Husley-Thomas also mentioned how valuable it was to learn directly from officials with the Tennessee Department of Health and gain insight into the extensive planning and coordination required to respond effectively to public health threats.
That opportunity to learn alongside state public health leaders wasn't accidental. Belmont regularly emphasizes interprofessional education, bringing learners together across diverse disciplines. This simulation expanded that philosophy even further by pairing students directly with the people in charge in a realistic, team-based environment where everyone can contribute.

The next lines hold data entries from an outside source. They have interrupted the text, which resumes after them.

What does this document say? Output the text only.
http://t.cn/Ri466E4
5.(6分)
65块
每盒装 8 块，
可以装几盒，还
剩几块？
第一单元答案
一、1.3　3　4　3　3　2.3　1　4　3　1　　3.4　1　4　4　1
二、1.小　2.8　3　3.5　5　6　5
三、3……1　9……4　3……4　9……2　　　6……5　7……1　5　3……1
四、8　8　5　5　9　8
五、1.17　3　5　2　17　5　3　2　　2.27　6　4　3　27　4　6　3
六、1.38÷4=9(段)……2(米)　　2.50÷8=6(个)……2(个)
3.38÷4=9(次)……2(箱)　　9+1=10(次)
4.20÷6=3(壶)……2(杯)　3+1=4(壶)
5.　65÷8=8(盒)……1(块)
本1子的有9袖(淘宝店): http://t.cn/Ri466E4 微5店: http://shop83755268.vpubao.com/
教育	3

Training for the Moments That Matter
I left BUCIES that afternoon with a newfound appreciation for those who suit up in PPE and a laryngoscope technique I will (hopefully) never use again. But I also left with something harder to shake: an understanding of why this kind of training exists, and what's at stake when it doesn't.
The Bundibugyo virus disease outbreak currently unfolding in Central Africa made the simulation not just educational but timely and relevant. Ryan noted that Center for Disease Control modeling shows that quickly identifying and isolating even 70% of cases in Central Africa could dramatically reduce the risk of a large-scale outbreak.
"Experiences like this give our students and partners the opportunity to practice patient care, infection control and team-based response in real time," he said. "This helps build the skills, collaboration and global perspective needed to protect communities and healthcare systems both locally and around the world when it matters most."
While simulation is woven throughout the medical curriculum at Belmont, Beard said this exercise represented a uniquely collaborative opportunity. By bringing together students, faculty, Tennessee Department of Health officials and public health professionals, participants were able to experience the kind of cross-disciplinary coordination that real outbreaks demand. After all, physicians don't respond to public health emergencies alone.
“Having learners train alongside state officials and public health leaders created an exceptionally authentic experience that few educational programs are able to offer,” Beard said.
As for me (pictured right!), I came in expecting to watch and leave. Instead, I changed a mannequin's bed sheets, intubated a patient on my first try and walked away completely moved by what Belmont is building here.
If that's what an hour in that room can do for a communications professional with a notebook, I can only imagine what it does for the people who will use these skills when duty calls.